I was not secure growing up, and I can’t change that, so on to the next half of his answer. What am I good at . . . What am I good at . . . Hmmm . . . Nothing! Oh, wait, that’s insecurity speaking. Ahem.
Okay, moving on, I thought about the things I like to do. I’m an average writer, a very mediocre musician who can hold a few tunes in a bucket if I carry it just right, and a decent enough photographer that moms will ooo and aww over photographs I take of their babies. But I’m not really good at any of those things.
So here’s what I’ve got so far: I’m a really good friend.
I will do anything for those in my inner circle. I will cheer you on, lift you up, affirm you, encourage you, hold your hand through grief and joy, unleash as many hugs and kisses as you need, talk with you, pray with you, laugh with you, work with you, play with you, and love you with a fierce and loyal love.
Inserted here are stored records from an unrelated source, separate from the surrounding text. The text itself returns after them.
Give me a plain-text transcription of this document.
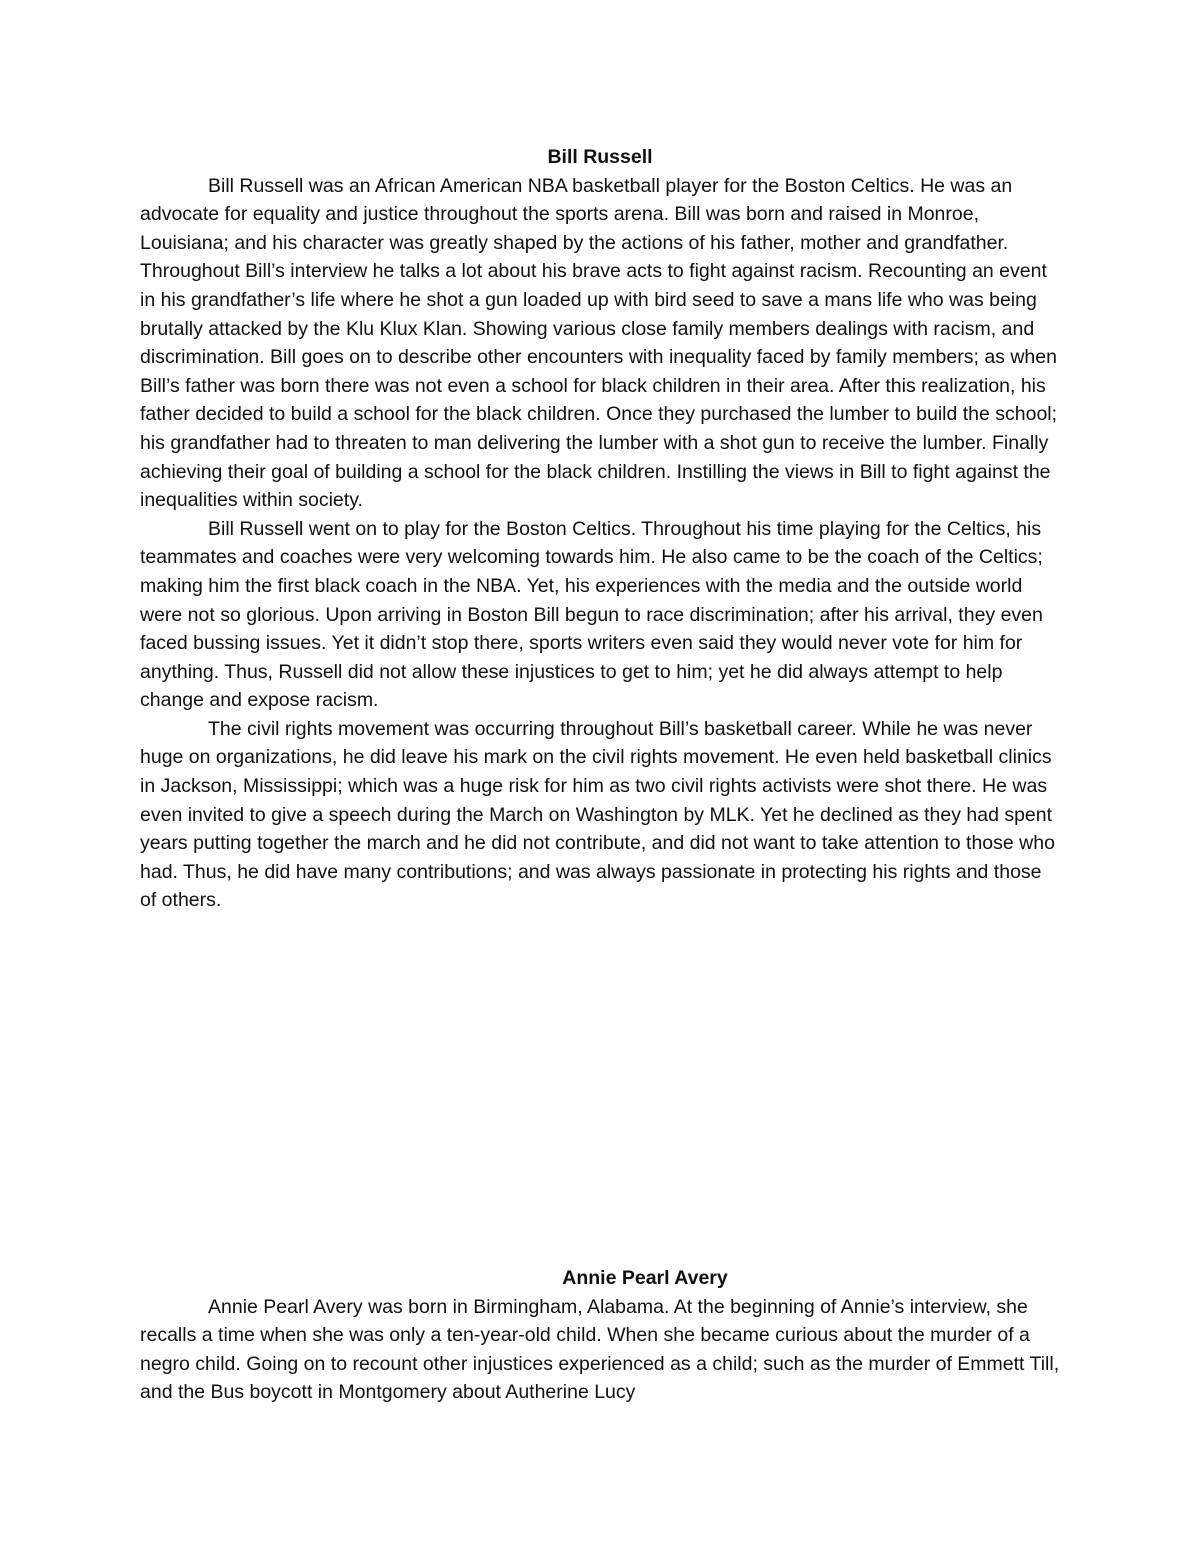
Bill Russell

Bill Russell was an African American NBA basketball player for the Boston Celtics. He was an advocate for equality and justice throughout the sports arena. Bill was born and raised in Monroe, Louisiana; and his character was greatly shaped by the actions of his father, mother and grandfather. Throughout Bill’s interview he talks a lot about his brave acts to fight against racism. Recounting an event in his grandfather’s life where he shot a gun loaded up with bird seed to save a mans life who was being brutally attacked by the Klu Klux Klan. Showing various close family members dealings with racism, and discrimination. Bill goes on to describe other encounters with inequality faced by family members; as when Bill’s father was born there was not even a school for black children in their area. After this realization, his father decided to build a school for the black children. Once they purchased the lumber to build the school; his grandfather had to threaten to man delivering the lumber with a shot gun to receive the lumber. Finally achieving their goal of building a school for the black children. Instilling the views in Bill to fight against the inequalities within society.

Bill Russell went on to play for the Boston Celtics. Throughout his time playing for the Celtics, his teammates and coaches were very welcoming towards him. He also came to be the coach of the Celtics; making him the first black coach in the NBA. Yet, his experiences with the media and the outside world were not so glorious. Upon arriving in Boston Bill begun to race discrimination; after his arrival, they even faced bussing issues. Yet it didn’t stop there, sports writers even said they would never vote for him for anything. Thus, Russell did not allow these injustices to get to him; yet he did always attempt to help change and expose racism.

The civil rights movement was occurring throughout Bill’s basketball career. While he was never huge on organizations, he did leave his mark on the civil rights movement. He even held basketball clinics in Jackson, Mississippi; which was a huge risk for him as two civil rights activists were shot there. He was even invited to give a speech during the March on Washington by MLK. Yet he declined as they had spent years putting together the march and he did not contribute, and did not want to take attention to those who had. Thus, he did have many contributions; and was always passionate in protecting his rights and those of others.

Annie Pearl Avery

Annie Pearl Avery was born in Birmingham, Alabama. At the beginning of Annie’s interview, she recalls a time when she was only a ten-year-old child. When she became curious about the murder of a negro child. Going on to recount other injustices experienced as a child; such as the murder of Emmett Till, and the Bus boycott in Montgomery about Autherine Lucy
Because He first loved me . . . because I don’t ever want you to feel the insecurity that I feel in myself . . . because I want love to be the defining attribute of my life.
So why does it seem impossible to accept that love for myself, to allow those insecurities to melt away in the truth and beauty of the Gospel of Christ? I think it’s because, somewhere deep down, I must still wonder if God is holding out on me; I’m still believing the serpent’s lie.
But once you’ve tasted of the truth, that lie just grows more and more bitter each time you take a bite. I’m tired of eating from the wrong tree. The God who met me under my covers by flashlight years ago is not holding out on me — I’ve been holding out on myself.
My freckles aren’t going anywhere — it’s time to embrace them.
I will only get more gray hair with every passing year — I just hope I’m learning something as each new one appears.
I won’t ever do everything right, but I am doing a lot of things right — I have to keep moving forward.
It’s okay to guard my heart, but God has put people in my life who are worthy of trust — I need to be open to them.
And so on and so forth.
I’m staging a revolution, folks. If any of you have any insecurities (read: all of you), I invite you to join me in taking back the Garden. I know myself, so I know it might (will) be a long and tedious process (what wars were ever won overnight anyway?), but I’m going to do it. Because a little piece of fruit really can be harmful, but that’s not the end of my story. The serpent doesn’t win — love does.